In 2011, he wrote and directed his feature debut El Páramo, produced by Rhayuela Cine in co-production with Alta Films (Spain) and Sudestada (Argentina), with Wild Bunch (Pan’s Labyrinth, The Orphanage) taking over international sales. The distributor bought the rights to the film while it was in its first week of shooting and later distributed it in multiple countries, including the United Kingdom, Germany, Japan, Turkey, Thailand, and Taiwan.
 
El Páramo, being a genre film that operates within some of the parameters of classic horror, seeks not only to provoke an immediate reaction but to invite the viewer to reflection. Fear and the guerrilla are equivalents that morph into symbols of the fear and paranoia that currently reign. From this starting point, the story evolves on two fronts. The first, expressly narrative, is the gradual shift from a war movie to a horror film. The second, at a much more psychological level, is about how men are forced to face their own ghosts as the enemy predetermined by society is diluted in uncertainty,” says Osorio about his first film.
 
His second feature film, Siete cabezas (2017), had its world premiere at the 33. Warsaw Film Festival. He describes it as, “more daring in the narrative sense. I’m not trying to make scenes effective and emotional. I’m trying for each of the elements of the tale to slowly take hold of the spectator to create the feeling of desolation that must accompany the end of the world. El Páramo prepared me for anything. Not only were we shooting at 4000 meters but we did so without a storyboard or a technical script and we improvised alongside the actors who were never given a script. In Siete Cabezas, although we also shot in grueling conditions, the challenges were different.

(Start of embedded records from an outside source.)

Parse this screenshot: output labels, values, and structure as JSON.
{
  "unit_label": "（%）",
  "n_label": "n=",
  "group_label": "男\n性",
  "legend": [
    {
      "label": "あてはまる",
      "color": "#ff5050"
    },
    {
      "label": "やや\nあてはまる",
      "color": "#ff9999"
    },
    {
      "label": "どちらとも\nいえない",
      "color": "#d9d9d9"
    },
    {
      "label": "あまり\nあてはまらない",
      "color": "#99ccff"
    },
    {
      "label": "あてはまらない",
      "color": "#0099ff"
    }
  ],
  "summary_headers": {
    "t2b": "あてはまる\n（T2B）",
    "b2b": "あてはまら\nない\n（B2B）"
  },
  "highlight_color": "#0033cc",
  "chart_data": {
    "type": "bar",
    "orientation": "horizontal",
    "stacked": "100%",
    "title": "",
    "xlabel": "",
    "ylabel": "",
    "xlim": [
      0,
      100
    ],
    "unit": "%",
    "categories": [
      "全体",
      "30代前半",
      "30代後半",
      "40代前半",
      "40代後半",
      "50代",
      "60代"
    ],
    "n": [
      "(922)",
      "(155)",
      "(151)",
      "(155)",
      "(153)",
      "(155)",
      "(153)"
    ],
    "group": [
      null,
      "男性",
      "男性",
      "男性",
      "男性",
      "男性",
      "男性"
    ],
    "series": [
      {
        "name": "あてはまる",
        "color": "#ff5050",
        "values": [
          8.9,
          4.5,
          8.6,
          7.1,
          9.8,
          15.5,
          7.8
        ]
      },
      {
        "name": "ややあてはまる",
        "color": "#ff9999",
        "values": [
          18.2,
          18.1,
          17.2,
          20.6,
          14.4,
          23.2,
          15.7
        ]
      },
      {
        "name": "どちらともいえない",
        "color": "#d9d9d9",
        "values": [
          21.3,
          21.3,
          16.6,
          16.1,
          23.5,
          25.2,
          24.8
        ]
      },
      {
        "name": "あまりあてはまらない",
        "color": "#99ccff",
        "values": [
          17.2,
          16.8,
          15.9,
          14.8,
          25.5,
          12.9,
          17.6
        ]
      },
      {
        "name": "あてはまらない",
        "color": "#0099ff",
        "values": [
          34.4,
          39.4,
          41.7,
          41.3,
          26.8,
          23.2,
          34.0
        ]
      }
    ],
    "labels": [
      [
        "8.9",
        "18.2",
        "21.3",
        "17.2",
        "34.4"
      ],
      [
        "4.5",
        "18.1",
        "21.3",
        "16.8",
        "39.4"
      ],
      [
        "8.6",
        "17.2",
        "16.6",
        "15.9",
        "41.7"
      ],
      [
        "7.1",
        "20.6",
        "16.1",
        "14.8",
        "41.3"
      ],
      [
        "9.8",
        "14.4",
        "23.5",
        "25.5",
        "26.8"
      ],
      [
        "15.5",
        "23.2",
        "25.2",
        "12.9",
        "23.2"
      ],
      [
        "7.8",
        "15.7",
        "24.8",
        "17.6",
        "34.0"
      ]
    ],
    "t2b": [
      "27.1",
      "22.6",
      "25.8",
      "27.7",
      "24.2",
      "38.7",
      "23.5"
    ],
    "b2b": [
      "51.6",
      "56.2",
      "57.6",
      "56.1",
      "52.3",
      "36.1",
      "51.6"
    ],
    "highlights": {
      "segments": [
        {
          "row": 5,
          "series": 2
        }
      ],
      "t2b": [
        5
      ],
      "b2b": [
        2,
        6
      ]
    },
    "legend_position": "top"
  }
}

The biggest one was to shoot the film in the short time we had available.”
 
In 2011, he directed El Laberinto for Caracol Televisión in coproduction with Sony International. His filmography includes the work he did while studying in Paris, where he directed the short film J’attends and the nonfiction short A Deux Mains, based on texts by Godard. Also while in France he directed the theater play Woyzeck by Buchner and participated in the scenography for L´inspecteur Général, based on the play The Inspector General by Gogol.
 
Between 2013 and 2017 he wrote the feature film Mostro (aka ASILO) and the first season of a television series to be shot in 2018.